The IRS recently announced a temporary relief measure aimed at cryptocurrency holders using centralized exchanges (CEX). This initiative allows these users to adopt flexible asset accounting methods, exempting them from the strict FIFO tax obligations typically associated with digital asset transactions.

The new regulations will take effect from January 1, 2025, to December 31, 2025, allowing CeFi exchange users to utilize their own records or tax software to determine the specific value of the cryptocurrencies sold. This marks a significant departure from the traditional FIFO method, which requires taxpayers to sell the oldest assets first.

FIFO (First In, First Out), also known as 'first come, first served,' is the default method for calculating capital gains tax in the U.S. It is calculated by assuming that the oldest cryptocurrency is sold first.

A cryptocurrency tax official described that if taxpayers report their taxes according to the IRS's FIFO rule during a bull market, it could be 'disastrous' for cryptocurrency taxpayers. If investors sell their earliest purchased assets first (i.e., those that may have the lowest cost basis), they 'unwittingly maximize their capital gains,' increasing the taxpayer's capital gains.

The IRS's latest temporary exemption policy aims to alleviate the high tax burden associated with strict FIFO rules, allowing cryptocurrency holders greater flexibility when reporting and tracking their digital asset sales. However, it should be noted that this relief measure is temporary and only applicable for the designated period in 2025.

The IRS treats cryptocurrency as property similar to stocks and imposes two main taxes on cryptocurrency transactions:

- Capital Gains Tax: Applicable to trading activities. - Income Tax: Applicable to rewards or earnings such as mining, staking, interest, or any other forms of income.

The IRS's final regulations on cryptocurrency tax reporting are of great significance to the industry.

1. Broker Definition: The IRS has narrowed the definition of 'broker,' excluding non-custodial industry participants such as decentralized exchanges and non-custodial digital asset wallet providers. 2. Reporting Requirements: Providers of custodial wallets and payment processors facilitating cryptocurrency transactions will be regarded as brokers for U.S. federal tax purposes. 3. Stablecoin Issuers: Stablecoin issuers that convert stablecoins to cash will also be considered brokers. 4. Non-U.S. Brokers: Non-U.S. brokers (with the exception of foreign partnerships controlled by U.S. persons) are exempt from U.S. cryptocurrency tax reporting requirements.

The IRS is still examining whether non-custodial platforms should bear reporting responsibilities.
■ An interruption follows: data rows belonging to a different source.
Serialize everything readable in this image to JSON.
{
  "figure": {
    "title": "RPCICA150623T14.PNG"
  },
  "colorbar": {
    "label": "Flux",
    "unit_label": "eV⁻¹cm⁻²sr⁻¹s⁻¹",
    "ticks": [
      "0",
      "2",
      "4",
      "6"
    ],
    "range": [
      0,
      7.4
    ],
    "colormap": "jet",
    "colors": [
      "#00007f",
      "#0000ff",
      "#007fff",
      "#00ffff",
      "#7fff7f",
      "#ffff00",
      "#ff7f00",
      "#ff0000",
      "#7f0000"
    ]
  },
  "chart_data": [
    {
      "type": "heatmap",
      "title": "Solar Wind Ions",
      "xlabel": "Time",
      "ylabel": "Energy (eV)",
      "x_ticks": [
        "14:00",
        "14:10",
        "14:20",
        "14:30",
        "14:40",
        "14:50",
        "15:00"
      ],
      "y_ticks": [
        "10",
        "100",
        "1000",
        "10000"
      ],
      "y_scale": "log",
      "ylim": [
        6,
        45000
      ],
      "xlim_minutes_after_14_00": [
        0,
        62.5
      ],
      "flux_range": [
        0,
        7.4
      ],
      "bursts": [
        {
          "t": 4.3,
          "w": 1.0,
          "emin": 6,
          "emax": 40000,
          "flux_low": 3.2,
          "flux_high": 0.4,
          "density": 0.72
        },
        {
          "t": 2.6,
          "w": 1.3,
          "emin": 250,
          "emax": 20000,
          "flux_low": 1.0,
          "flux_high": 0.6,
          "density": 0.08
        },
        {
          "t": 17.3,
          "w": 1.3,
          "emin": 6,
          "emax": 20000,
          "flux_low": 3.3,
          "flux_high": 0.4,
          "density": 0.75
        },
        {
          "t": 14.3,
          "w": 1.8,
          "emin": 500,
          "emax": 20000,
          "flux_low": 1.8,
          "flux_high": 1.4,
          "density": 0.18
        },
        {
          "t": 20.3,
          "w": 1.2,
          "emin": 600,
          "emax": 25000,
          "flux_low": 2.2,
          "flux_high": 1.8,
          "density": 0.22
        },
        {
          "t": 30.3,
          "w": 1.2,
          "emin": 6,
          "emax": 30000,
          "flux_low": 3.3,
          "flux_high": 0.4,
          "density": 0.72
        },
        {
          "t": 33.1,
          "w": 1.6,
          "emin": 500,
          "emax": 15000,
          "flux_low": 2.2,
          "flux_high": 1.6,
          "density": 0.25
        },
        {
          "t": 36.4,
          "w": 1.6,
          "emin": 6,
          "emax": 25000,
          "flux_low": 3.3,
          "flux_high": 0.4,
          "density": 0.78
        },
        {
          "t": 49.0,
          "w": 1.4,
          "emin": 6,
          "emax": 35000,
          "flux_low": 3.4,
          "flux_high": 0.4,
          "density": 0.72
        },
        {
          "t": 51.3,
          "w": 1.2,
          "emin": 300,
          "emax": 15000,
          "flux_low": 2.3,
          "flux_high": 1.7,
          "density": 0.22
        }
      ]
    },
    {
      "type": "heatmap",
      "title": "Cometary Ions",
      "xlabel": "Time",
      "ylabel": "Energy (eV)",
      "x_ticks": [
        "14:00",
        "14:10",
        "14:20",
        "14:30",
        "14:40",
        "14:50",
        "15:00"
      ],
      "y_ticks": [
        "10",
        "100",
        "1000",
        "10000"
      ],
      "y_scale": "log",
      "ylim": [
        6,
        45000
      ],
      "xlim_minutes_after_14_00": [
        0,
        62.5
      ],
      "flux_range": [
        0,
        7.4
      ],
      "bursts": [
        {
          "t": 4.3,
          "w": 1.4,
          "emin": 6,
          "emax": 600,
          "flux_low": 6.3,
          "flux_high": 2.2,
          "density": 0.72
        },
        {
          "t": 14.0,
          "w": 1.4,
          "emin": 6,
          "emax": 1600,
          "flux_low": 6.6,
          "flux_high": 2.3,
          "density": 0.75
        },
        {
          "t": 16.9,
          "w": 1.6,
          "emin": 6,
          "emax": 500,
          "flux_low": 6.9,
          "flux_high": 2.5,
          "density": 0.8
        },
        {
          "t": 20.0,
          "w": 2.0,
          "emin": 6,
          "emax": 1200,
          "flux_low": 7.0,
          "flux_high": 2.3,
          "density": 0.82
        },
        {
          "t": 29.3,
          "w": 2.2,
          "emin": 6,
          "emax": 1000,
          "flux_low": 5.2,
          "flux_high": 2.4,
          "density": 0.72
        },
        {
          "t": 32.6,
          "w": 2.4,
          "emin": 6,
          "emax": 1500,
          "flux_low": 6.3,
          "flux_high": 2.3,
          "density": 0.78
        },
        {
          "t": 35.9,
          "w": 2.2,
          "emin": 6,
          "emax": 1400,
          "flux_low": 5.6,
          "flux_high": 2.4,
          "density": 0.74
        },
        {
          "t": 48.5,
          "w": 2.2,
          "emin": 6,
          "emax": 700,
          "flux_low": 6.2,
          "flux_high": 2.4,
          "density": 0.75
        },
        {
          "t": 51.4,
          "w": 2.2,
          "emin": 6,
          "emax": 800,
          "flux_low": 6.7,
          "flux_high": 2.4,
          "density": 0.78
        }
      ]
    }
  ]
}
The final regulations narrowed the reporting rules for payment data and application providers (PDAP) and excluded digital asset lending from information reporting, although this exemption may change in the future.

Despite the IRS providing temporary exemption policies for CeFi users, its demand for DeFi brokers to report user transaction data has sparked considerable controversy.

Three U.S. cryptocurrency industry groups, including the DeFi Education Fund, the Blockchain Association, and the Texas Blockchain Council, have sued the IRS to stop its new requirement for decentralized finance (DeFi) operators or institutions to report client information.

This controversial regulation is expected to take effect in 2027, requiring some DeFi front-end operators to collect users' personal information and transaction histories.